A sense of certainty settles over me. “This was her office. Engel’s.”
Andreas runs his fingers through the dust on the desk. “She owned the property, and this is the nicest workroom we’ve seen so far. She must have run this place.”
“It sounded like she was pretty important to the facility, right? Or at least she used to be? She made a lot of the decisions?”
“Something like that,” Zian says in a low voice, shifting his weight from one foot to the other. “It was hard to tell from the snippets I heard. You don’t think…”
“This is where we started,” Dominic fills in when the larger guy doesn’t go on. “This was the first facility, from when we were too young to remember. We must have moved when we were still really small.”
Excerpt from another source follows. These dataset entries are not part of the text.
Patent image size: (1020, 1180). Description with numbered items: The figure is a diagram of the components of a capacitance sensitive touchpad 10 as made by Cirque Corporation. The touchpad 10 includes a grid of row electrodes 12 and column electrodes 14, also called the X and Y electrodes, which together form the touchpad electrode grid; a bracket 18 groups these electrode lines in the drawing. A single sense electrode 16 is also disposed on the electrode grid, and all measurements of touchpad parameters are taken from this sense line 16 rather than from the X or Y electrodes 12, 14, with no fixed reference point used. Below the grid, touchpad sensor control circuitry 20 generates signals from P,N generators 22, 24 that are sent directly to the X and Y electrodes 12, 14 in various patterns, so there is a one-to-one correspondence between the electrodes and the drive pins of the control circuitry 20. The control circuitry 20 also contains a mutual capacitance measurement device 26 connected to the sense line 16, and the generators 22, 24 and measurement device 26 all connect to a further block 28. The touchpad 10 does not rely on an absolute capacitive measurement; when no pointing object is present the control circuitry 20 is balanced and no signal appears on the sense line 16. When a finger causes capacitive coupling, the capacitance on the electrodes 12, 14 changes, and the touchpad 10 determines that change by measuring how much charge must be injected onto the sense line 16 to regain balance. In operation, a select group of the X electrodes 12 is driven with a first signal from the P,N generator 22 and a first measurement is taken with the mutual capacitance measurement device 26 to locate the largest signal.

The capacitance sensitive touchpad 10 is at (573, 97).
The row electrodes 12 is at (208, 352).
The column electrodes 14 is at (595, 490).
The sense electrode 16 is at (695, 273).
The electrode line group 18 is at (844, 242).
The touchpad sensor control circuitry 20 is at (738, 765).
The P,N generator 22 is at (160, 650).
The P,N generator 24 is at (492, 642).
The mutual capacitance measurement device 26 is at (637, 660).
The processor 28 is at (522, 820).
An uneasy silence settles over us all. What are the chances that his explanation isn’t accurate? The guardians up and moved once before, after our escape attempt. There’s no reason they couldn’t have other times in the past.
Once upon a time, a woman named Ursula Engel bought this property, had this structure built, and held the nicest office. This was her project.
And she raised six very unusual babies within these walls. Why? Where did we come from?
What did she want from us?
“Did she leave anything at all behind that’s useful?” Jacob asks, pushing into the room. “Zee, check for any compartments in the walls.”
Jacob starts testing the bookshelves for moveable panels. I peek behind the bookcases and then crouch down to peer beneath and behind the desk before checking inside the drawers.
In one of the lower drawers, my groping fingers catch on a small paper wedged right at the back. It tears a little as I tug it free, but when I smooth it out on my lap, it’s still perfectly readable if faded.
My pulse stutters.
“What’s that?” Jacob demands, turning toward me, but my throat has constricted too much for me to immediately answer.
It’s only the size of a post-it note, but I recognize the handwriting from the box of Ursula’s things, a distinctive mix of curly and spiky. And that handwriting has formed my name at the top of the note.
Riva
54 days – 9.5lb – 20.7”
First smile today. Like she was so pleased to see me. Lots of cooing. Lovely to hear.
My fingers tighten around the scrap. Am I imagining the affection in those words?
It sounds like… like she actually cared about me. About how I responded to her.
About whether I was happy enough to smile and coo.
Who was this woman, really? And if she raised us from when we were infants, if we mattered to her… why can’t I remember her?